Продолжение следует... — страница 22 из 41

Я блуждал по путям. Стучал: куда пустят.

За спиной — рюкзачок. В руках два костыля. Нога подвёртывается: стопа висит, коли иголкой — не чувствует. И бинт уже набух. Обе раны — открытые. Сам виноват: уговорил врачей раньше времени выписать.

Спросил у железнодорожника:

— Куда идёт состав?

— В Ленинград.

Сел в него. В Ленинград так в Ленинград. Это север, это близко к Москве.

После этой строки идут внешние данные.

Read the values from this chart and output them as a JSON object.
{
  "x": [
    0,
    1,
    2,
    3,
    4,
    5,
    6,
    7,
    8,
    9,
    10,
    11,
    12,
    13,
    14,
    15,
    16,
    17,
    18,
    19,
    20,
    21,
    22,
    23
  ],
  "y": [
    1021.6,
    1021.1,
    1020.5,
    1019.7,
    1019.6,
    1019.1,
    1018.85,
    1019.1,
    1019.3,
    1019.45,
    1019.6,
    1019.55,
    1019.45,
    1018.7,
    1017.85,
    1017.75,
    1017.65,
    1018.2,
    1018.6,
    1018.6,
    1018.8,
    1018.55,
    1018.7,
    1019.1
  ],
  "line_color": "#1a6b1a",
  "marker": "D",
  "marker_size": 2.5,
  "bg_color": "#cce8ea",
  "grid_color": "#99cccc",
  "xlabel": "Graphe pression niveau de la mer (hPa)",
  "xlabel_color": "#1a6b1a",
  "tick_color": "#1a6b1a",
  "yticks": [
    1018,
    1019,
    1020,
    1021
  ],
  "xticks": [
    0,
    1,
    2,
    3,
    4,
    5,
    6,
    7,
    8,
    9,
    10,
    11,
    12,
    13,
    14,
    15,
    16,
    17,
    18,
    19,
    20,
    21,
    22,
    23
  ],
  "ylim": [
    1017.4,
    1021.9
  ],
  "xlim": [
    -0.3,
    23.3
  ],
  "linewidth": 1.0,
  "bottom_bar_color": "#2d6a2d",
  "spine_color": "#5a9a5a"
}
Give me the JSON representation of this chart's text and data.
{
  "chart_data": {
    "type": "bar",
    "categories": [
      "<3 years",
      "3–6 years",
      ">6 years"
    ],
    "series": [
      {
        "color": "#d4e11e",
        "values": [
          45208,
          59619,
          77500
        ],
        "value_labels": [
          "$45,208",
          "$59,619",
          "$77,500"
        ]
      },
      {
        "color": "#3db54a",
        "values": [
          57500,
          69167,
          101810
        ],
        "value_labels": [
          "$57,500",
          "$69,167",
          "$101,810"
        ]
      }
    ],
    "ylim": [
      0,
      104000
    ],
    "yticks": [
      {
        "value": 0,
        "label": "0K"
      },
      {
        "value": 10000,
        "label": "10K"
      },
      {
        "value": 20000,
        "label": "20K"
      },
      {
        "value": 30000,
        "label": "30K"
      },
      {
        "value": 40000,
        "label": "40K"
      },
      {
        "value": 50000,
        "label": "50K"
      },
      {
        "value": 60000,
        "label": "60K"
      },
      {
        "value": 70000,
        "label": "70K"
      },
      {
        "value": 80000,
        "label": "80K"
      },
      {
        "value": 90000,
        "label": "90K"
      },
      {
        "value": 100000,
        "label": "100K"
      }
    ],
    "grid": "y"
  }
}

Но произошла ошибка. Я проспал в эшелоне ночь, а утром выяснилось, что он будет стоять на месте.

Несколькими поездами добрался до Киева. Киев порадовал меня билетом на Москву, перевязкой и двумя буханками хлеба с салом — пайком за прошедшие дни.

Сало я, как всякий солдат, съел сразу. Одну буханку сунул в рюкзак, другую, которую девать мне было решительно некуда, отдал уборщице, подметавшей зал ожидания.

Уборщица сделала большие удивлённые глаза и, видимо, подумала, что я контуженый: нормальный человек так просто буханку не отдаёт и ему известно, что она стоит сто рублей.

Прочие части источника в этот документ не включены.